While some of the ER/LA manufacturers also make IR opioids, today’s action will greatly expand the number of products covered by the REMS. The existing REMS currently includes 64 ER/LA opioid analgesic products. Once the action is finalized, an additional 277 IR opioid analgesics will be subject to these REMS requirements.
In addition to expanding the REMS to include IR products, FDA is modifying the content of the educational “Blueprint” required under the REMS. The agency is adding content on pain management, including non-opioid alternatives. This includes principles related to the acute and chronic pain management; non-pharmacologic treatments for pain; and pharmacologic treatments for pain (both non-opioid analgesic and opioid analgesic). The revised Blueprint will also cover information about the safe use of opioids, and basic information about addiction medicine and opioid use disorders.
For the first time, this training will also be made available to other health care professionals who are involved in the management of patients with pain, including nurses and pharmacists, which is in addition to prescribers of opioid analgesics. FDA believes that all health care professionals involved in the management of patients with pain should be educated about the safe use of opioids so that when they write or dispense a prescription for an opioid analgesic, or monitor patients receiving an opioid analgesic, they can help ensure that the product is properly indicated for the patient and used under appropriate clinical care.
FDA’s new Opioid Policy Steering Committee is also considering whether there are circumstances when FDA should require some form of mandatory education for health care professionals, and how the agency would pursue such a goal. The agency’s purpose is to reduce overall exposure to opioids by making certain that prescribing doctors are properly informed about appropriate prescribing recommendations, that providers understand how to identify the risk of abuse in individual patients, and know how to get addicted patients into treatment. In fact, today, the agency issued a public notice to solicit input on a detailed series of questions related to these goals. FDA has also been scheduling meetings with provider organizations and sponsors engaged in dispensing drugs – including health systems and pharmacy chains, in an effort to solicit additional input on new strategies.

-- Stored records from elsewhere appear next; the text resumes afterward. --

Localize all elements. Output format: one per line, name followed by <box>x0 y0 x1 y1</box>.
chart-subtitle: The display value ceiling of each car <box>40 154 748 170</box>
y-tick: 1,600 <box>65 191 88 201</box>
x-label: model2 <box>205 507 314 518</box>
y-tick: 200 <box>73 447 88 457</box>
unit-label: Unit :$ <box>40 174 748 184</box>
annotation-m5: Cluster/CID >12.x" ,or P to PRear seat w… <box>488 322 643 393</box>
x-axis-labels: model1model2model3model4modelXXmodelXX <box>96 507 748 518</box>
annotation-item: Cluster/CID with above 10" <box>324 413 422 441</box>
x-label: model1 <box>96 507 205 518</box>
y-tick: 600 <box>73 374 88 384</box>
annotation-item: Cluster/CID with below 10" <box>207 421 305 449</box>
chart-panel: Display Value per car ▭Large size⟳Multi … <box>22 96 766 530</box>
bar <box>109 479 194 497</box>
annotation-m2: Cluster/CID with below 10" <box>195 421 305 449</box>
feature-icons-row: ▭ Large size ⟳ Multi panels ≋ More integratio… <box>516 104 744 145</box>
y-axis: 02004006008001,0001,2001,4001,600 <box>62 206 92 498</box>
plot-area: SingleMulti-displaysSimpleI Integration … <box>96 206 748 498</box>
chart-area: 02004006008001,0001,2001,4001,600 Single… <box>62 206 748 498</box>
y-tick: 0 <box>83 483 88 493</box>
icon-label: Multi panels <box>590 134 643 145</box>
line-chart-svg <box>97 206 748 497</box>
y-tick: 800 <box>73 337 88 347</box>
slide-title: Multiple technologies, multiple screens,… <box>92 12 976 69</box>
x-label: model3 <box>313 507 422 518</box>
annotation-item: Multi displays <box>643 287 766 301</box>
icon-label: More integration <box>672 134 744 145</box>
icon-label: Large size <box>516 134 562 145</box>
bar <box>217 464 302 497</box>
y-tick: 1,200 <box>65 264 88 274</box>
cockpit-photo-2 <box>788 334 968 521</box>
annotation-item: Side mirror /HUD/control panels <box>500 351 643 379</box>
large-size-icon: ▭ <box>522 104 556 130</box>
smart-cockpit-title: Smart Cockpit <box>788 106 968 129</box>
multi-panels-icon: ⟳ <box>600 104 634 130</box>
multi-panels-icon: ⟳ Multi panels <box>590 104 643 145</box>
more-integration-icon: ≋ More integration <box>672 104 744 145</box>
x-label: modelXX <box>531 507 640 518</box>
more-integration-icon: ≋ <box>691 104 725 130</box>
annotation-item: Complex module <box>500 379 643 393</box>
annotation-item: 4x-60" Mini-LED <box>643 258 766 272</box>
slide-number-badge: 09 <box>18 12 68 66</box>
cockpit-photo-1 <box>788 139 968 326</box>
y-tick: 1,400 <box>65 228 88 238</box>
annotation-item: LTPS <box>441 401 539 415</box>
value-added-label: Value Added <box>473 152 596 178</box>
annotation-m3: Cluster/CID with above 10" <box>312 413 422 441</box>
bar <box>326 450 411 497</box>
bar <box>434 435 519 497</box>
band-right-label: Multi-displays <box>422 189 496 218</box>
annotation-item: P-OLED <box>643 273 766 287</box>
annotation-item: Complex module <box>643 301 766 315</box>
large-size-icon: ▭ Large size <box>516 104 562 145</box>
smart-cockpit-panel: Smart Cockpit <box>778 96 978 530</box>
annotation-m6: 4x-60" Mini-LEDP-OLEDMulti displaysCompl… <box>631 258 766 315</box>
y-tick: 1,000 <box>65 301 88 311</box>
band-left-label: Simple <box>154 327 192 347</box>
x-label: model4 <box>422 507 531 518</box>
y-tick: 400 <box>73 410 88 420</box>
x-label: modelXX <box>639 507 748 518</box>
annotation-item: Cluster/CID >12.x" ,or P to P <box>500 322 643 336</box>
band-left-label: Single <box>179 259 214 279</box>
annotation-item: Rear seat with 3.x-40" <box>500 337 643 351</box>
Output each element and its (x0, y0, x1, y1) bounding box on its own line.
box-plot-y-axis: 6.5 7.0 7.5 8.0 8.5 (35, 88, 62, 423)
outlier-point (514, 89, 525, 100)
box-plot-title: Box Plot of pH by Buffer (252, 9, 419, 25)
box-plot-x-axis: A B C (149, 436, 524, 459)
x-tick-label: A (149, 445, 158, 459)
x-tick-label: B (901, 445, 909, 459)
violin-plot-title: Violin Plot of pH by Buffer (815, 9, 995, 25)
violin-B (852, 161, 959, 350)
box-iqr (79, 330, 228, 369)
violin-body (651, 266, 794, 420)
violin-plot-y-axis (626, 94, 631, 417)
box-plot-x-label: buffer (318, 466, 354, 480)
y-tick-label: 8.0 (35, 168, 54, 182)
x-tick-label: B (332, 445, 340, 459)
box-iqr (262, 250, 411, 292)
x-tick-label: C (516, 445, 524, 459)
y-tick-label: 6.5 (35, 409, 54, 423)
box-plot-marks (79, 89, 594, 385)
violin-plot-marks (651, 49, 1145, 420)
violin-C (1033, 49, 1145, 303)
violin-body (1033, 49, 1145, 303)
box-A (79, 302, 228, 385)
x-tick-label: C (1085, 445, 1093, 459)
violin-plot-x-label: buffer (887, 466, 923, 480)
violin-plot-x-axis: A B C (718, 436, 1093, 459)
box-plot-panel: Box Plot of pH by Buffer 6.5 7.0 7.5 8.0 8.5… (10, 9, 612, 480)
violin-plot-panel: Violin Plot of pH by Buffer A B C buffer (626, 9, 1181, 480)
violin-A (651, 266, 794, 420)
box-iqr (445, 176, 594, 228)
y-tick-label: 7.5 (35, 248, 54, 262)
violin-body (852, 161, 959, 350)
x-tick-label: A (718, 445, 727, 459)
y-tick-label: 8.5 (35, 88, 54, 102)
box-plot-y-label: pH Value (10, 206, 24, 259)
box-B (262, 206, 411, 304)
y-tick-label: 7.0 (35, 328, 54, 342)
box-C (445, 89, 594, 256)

Sending out the manufacturer notification letters is the first step in extending the REMS to the IR drugs. This process could take about a year to finalize. The modified REMS will continue to include a requirement for patient Medication Guides, patient-counseling documents, and plans for assessing the effectiveness of the revised REMS. The crisis of opioid addiction is a public health tragedy of enormous proportions. By putting in place safety measures for IR opioid analgesics, and creating a more robust path to converting the high dose opioids to formulations that are more resistant to manipulation, we are addressing both ends of this crisis. Our hope is that we can help prevent new patients from becoming addicted, and keep some individuals from experiencing the serious adverse effects associated with these medications.